The only difference is that this time it craters the economy and nails the middle class in ten years, not forty. And what it lacks in revenue it makes up for in irony: it keeps the tax increases the GOP screamed about in the fiscal cliff deal because, well, that law has passed and it’s a done deal. But then he calls for the repeal of Obamacare (but keeps the tax increases from it) because, well, he doesn’t like the law. Hamana hamana.
Ezra Klein chimes in:
Here is Paul Ryan’s path to a balanced budget in three sentences: He cuts deep into spending on health care for the poor and some combination of education, infrastructure, research, public-safety, and low-income programs. The Affordable Care Act’s Medicare cuts remain, but the military is spared, as is Social Security. There’s a vague individual tax reform plan that leaves only two tax brackets — 10 percent and 25 percent — and will require either huge, deficit-busting tax cuts or increasing taxes on poor and middle-class households, as well as a vague corporate tax reform plan that lowers the rate from 35 percent to 25 percent.

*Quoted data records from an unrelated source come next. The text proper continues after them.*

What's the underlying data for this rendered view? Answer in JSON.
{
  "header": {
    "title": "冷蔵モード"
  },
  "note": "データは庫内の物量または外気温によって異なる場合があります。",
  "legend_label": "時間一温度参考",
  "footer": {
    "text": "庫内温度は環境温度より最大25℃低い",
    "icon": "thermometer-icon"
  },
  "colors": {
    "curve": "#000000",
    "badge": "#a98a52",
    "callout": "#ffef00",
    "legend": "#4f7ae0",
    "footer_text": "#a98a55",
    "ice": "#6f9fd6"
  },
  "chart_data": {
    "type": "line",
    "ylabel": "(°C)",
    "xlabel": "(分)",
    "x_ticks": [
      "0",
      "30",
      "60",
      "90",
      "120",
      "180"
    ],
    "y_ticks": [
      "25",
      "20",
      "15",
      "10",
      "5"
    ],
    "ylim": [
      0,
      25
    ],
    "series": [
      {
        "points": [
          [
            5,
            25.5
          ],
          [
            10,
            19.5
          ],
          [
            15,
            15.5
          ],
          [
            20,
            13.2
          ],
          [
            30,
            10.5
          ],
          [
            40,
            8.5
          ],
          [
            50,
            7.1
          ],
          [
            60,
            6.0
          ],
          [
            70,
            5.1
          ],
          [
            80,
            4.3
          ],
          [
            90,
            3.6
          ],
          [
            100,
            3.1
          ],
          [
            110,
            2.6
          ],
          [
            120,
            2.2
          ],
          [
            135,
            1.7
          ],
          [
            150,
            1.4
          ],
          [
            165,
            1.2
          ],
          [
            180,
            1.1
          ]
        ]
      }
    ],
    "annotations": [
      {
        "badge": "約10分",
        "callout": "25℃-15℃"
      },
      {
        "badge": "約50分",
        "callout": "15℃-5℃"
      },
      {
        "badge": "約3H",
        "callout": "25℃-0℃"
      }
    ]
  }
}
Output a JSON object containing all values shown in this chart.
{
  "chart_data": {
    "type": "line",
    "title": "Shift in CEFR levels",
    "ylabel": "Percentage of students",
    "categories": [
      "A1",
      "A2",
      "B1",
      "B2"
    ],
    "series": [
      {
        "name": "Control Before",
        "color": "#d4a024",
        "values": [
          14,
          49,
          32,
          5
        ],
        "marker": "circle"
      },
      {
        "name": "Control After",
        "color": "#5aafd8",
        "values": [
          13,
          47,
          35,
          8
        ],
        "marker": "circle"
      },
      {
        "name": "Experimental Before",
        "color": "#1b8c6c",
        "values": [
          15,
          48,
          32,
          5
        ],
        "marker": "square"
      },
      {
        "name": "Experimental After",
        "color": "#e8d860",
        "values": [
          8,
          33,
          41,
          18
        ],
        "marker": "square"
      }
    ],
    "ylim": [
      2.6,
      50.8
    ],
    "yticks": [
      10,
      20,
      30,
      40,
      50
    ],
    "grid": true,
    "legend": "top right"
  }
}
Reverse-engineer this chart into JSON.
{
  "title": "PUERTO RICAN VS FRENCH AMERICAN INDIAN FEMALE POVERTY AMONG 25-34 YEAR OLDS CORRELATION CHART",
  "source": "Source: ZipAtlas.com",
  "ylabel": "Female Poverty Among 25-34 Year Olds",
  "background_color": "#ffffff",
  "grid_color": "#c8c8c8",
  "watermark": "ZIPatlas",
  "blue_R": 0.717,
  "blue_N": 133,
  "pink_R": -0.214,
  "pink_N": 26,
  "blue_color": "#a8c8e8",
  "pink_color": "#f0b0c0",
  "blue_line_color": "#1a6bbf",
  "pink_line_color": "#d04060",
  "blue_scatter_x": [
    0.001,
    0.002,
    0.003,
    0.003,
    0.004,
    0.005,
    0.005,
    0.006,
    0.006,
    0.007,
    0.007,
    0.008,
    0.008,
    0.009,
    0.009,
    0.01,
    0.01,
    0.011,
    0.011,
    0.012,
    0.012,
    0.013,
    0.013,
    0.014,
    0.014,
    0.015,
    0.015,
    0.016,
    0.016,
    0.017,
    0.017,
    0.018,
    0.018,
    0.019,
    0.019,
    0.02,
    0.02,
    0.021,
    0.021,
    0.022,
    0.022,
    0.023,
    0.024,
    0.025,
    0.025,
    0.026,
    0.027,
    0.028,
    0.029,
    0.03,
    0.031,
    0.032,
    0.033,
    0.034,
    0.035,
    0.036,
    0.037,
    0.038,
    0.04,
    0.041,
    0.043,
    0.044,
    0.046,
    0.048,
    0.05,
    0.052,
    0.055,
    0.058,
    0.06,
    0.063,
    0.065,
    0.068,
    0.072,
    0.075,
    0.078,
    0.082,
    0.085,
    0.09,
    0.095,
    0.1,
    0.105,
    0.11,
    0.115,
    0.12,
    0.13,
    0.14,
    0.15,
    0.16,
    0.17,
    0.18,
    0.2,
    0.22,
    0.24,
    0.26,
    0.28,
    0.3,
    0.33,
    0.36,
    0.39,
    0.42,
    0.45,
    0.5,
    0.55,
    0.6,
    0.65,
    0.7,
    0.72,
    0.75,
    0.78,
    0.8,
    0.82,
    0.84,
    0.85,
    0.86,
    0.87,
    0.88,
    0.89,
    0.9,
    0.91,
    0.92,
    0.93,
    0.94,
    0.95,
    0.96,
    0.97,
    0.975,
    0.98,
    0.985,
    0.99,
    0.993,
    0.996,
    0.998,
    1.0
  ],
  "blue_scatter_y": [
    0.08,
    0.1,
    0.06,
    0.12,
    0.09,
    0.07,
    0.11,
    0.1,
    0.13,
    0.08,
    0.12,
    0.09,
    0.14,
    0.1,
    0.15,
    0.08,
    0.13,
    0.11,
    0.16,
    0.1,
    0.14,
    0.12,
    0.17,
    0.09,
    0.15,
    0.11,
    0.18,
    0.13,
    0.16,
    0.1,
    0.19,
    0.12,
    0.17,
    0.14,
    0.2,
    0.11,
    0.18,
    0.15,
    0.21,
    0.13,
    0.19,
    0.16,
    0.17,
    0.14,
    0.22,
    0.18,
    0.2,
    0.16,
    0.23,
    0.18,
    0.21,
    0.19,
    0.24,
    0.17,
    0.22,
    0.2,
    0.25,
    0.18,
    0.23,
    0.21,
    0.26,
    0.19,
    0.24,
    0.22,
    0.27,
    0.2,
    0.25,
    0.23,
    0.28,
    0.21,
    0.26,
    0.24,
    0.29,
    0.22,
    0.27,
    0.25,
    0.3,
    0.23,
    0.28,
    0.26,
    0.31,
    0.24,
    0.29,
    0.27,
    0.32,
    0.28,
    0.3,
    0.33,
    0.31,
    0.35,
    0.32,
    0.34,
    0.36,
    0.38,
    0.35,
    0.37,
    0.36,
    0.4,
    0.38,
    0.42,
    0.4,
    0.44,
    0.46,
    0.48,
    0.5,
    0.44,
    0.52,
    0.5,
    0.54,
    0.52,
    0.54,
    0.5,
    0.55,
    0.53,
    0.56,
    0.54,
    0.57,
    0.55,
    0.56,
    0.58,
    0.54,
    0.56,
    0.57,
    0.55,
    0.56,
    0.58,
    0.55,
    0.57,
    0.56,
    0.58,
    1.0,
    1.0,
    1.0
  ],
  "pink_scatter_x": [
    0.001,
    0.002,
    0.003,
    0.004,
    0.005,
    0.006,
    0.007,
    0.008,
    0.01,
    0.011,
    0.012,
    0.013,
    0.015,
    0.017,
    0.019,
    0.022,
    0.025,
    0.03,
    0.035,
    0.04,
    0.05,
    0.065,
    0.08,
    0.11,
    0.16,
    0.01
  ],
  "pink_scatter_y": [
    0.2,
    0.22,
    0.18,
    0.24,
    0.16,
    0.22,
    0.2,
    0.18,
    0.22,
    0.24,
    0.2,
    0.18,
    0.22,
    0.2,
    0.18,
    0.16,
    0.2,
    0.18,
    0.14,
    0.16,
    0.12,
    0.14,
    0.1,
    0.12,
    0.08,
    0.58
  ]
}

But the real point of Ryan’s budget is its ambitious reforms, not its savings. It turns Medicare into a voucher program, turns Medicaid, food stamps, and a host of other programs for the poor into block grants managed by the states, shrinks the federal role on priorities like infrastructure and education to a tiny fraction of its current level, and envisions an entirely new tax code that will do much less to encourage home buying and health insurance.
Ryan’s budget is intended to do nothing less than fundamentally transform the relationship between Americans and their government.
Or, to put it succinctly, “I got mine, screw you.”
That has been the conservative mantra for the last fifty years: if you want to succeed in America, you have to be the one to provide the gumption and the drive, and it’s a sign of poor character if you use something like your race, your gender, or the crappy education you got from an underfunded and crumbling public school system as your excuse for not becoming the next Koch Brother or Donald Trump. None of those guys depended on government hand-outs and tax breaks until they made their first billion.